- Fall 2021
In this phase, we implement an information retrieval system for both English and Persian.
Two corpora are used in this phase, one is in English, and one is in Persian. Corpora are located in the phase1-data
directory. The English texts are from the news, and the Persian texts are from Wikipedia.
This part includes actions to preprocess the text, including removing punctuations, normalization, tokenization, stemming, removing stop words, etc.

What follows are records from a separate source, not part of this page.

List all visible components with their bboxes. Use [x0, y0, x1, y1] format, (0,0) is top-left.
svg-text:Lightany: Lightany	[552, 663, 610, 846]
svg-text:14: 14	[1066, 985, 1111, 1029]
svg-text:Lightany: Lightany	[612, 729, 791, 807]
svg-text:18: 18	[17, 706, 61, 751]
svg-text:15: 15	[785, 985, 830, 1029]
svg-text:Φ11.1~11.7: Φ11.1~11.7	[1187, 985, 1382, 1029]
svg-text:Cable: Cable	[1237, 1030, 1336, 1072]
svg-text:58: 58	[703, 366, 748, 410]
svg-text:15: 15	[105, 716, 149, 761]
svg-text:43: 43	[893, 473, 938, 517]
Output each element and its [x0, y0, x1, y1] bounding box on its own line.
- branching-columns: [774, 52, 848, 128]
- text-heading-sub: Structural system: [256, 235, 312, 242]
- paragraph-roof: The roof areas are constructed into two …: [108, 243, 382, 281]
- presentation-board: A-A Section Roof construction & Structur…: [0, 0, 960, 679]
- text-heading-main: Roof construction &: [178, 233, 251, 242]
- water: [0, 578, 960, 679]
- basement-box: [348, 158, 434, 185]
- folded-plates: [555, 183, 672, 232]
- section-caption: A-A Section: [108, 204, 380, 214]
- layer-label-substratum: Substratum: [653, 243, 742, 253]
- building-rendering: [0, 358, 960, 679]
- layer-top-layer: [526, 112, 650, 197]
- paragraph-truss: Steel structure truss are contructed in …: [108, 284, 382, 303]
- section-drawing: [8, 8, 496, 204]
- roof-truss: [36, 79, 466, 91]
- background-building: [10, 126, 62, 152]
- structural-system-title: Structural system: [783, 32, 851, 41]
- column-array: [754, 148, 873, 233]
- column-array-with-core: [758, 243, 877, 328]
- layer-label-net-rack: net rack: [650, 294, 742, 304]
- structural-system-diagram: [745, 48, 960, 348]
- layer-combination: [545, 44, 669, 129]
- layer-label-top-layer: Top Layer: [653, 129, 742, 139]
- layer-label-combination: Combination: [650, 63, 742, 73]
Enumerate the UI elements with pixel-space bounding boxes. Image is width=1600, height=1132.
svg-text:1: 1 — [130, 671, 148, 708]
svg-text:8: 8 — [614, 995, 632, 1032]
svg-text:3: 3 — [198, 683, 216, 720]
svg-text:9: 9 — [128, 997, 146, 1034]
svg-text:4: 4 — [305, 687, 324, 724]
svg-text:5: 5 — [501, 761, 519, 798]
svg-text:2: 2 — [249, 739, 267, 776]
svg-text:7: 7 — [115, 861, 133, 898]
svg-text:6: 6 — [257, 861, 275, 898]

In this part, we create indexes on the preprocessed text. Two types of indexing are used: Positional indexing and Bigram indexing. Bigram
In this section, compression is performed on the indexes. Two compression method is implemented namely Variable Byte compression and Gamma Code compression.
In this part, the query is corrected by replacing misspelled words with the best alternative. We use Jaccard score to find options. The word with minimum edit distance is used to replace the misspelled word.
In this phase, our goal is to build an error correction system to fix the errors in a query.
This phase's data is split into three directories. The first part is the "corpus," which includes texts whose tokens are used to build the model. The second part is the "training set," which includes pair of phrases with an edit distance. The third part is "dev set," which includes phrases, their correct form (ground truth), and the corrected version by google. The data can be downloaded from here.
In this part, the prior distributions of unigrams and bigrams are calculated using MLE.
This model calculated the probability of an error in a query.
This part generated candidates to replace errors by getting the initial query.
In this section, candidates are scored using the language model and edit probability distance.
In this phase, we implement some classification and clustering algorithms on text. We have also implemented a crawler.
AG News dataset is used in this phase.
In this section, three classification algorithms, including Naive Bayes, SVM, and KNN, are trained and evaluated on text data.
Two clustering algorithms, namely K-means and agglomerative clustering, are implemented in this part.
In this part, a crawler on the ResearchGate website is implemented.